1. Esta valentía se basaba en la convicción de que Dios suspendería el juicio sobre las comunidades malvadas por el bien de los pocos justos entre ellas. En cada petición sucesiva por los culpables, Dios le concede a Abraham el principio de que está dispuesto, en sus juicios temporales, a perdonar a los malvados por el bien de los justos. Abraham sabía que los justos eran la sal de la tierra. Por lo que conocemos del carácter de Dios, podemos suponer con seguridad que Él valora mucho la justicia y hará mucho por aquellos en quienes se manifiesta. Favorecerá a los buenos, aunque tenga que abstenerse de infligir un juicio merecido. La idea de que Dios, al final, hará lo correcto y no permitirá que la bondad quede en desventaja, nos da una justificación para todas estas oraciones de intercesión.

 2. Esta valentía se basaba en un sentido de la Paternidad de Dios. Abraham usa el lenguaje de un hijo libre con su Padre Celestial. Sin un sentido de esta relación filial con Dios, nadie podría presumir tanto. Si Dios fuera solo un rey, sus súbditos estarían obligados a rendirle obediencia incondicional. Tendrían el derecho de petición, pero solo podrían emplearlo con temor servil o con fría reverencia. Cualquier súplica afectuosa y confiada sería imposible. Pero Abraham se siente como un hijo en casa con su Padre y puede expresar todo lo que siente en su corazón. Sin este sentimiento de filiación no puede haber esta confianza de amor al suplicar a Dios. Dios tiene un Hijo que puede acercarse a Él íntimamente y con poder absoluto, y ahora tiene los mismos privilegios para todos sus hermanos. La oración de los justos es una súplica al corazón de un Padre.

3. Esta audacia se ve atenuada por la humildad. Abraham habla como quien apenas percibe su derecho a hablar (Génesis 18:27). Recuerda lo que es a los ojos de su Creador. No olvida lo que se debe a la grandeza y majestad de Dios. Nuestro alto privilegio no destruye los motivos de admiración y reverencia.

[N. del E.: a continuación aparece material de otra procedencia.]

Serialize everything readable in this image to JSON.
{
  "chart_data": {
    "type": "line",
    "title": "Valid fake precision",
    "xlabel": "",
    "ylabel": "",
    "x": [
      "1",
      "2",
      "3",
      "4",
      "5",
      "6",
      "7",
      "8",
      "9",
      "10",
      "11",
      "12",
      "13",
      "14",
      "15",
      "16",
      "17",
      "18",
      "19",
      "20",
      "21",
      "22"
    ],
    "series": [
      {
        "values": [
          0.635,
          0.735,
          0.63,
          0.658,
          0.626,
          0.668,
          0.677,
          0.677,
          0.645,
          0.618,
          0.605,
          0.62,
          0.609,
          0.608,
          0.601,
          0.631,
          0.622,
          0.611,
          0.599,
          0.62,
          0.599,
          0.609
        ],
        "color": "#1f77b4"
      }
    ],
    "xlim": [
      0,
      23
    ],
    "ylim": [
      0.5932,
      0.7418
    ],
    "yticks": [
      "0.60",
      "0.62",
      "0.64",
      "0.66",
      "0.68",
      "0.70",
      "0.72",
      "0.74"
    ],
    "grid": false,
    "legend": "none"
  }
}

IV. Debemos reconocer que tiene sus límites. Abraham comenzó su oración pidiendo cincuenta justos que pudieran encontrarse en la ciudad. Continúa suplicando, hasta que reduce el número a diez, y aún obtiene una respuesta favorable. ¿Por qué no debería continuar insistiendo en su oración y atreverse a pedirle a Dios que perdone a los culpables por el bien de cinco justos? Pero se conforma con las muestras del favor divino ya concedidas. Siente que Sodoma será perdonada a menos que ejercer la clemencia divina sea moralmente imposible. No presionará a Dios para que niegue su petición al máximo. Ahora está dispuesto a dejar el resultado en manos de Dios. Por lo tanto, ni siquiera nuestros sentimientos benévolos deben llevarnos al extremo de violar la propiedad de nuestra relación con Dios. La oración intercesora tiene un límite adecuado:

1. Los límites morales de la clemencia divina. La paciencia y la tolerancia de Dios pueden ser tentadas demasiado.

2. Por un sentido de lo que se debe al honor divino. La dignidad del carácter y gobierno de Dios debe ser defendida.

3. Por nuestro reconocimiento de la soberanía divina. Dios gobierna todas las cosas supremamente por una voluntad justa. No debemos intentar dictarle el curso final, sino aprender a confiar en su justicia. No nos es dado ajustar las proporciones exactas de justicia y misericordia en el trato de Dios con la humanidad. Intentar esto sería presunción.

4. Por la confianza que debemos tener en el carácter divino. Abraham sintió que no necesitaba ir más allá. Ya había visto suficiente del favor de Dios y su disposición a salvar. Por lo tanto, podía tener esperanza y confianza en el futuro. Tenemos suficiente experiencia de la bondad de Dios en el pasado para enseñarnos que debemos dejar todos los resultados en sus manos. Como hijos de Dios, se nos permite una libertad afectuosa en la oración; pero aunque nuestro Padre Celestial nos concede los privilegios de hijos, como Señor de todo, conserva su majestad. Aunque animados por su amor, debemos recordar siempre lo que se debe a su grandeza.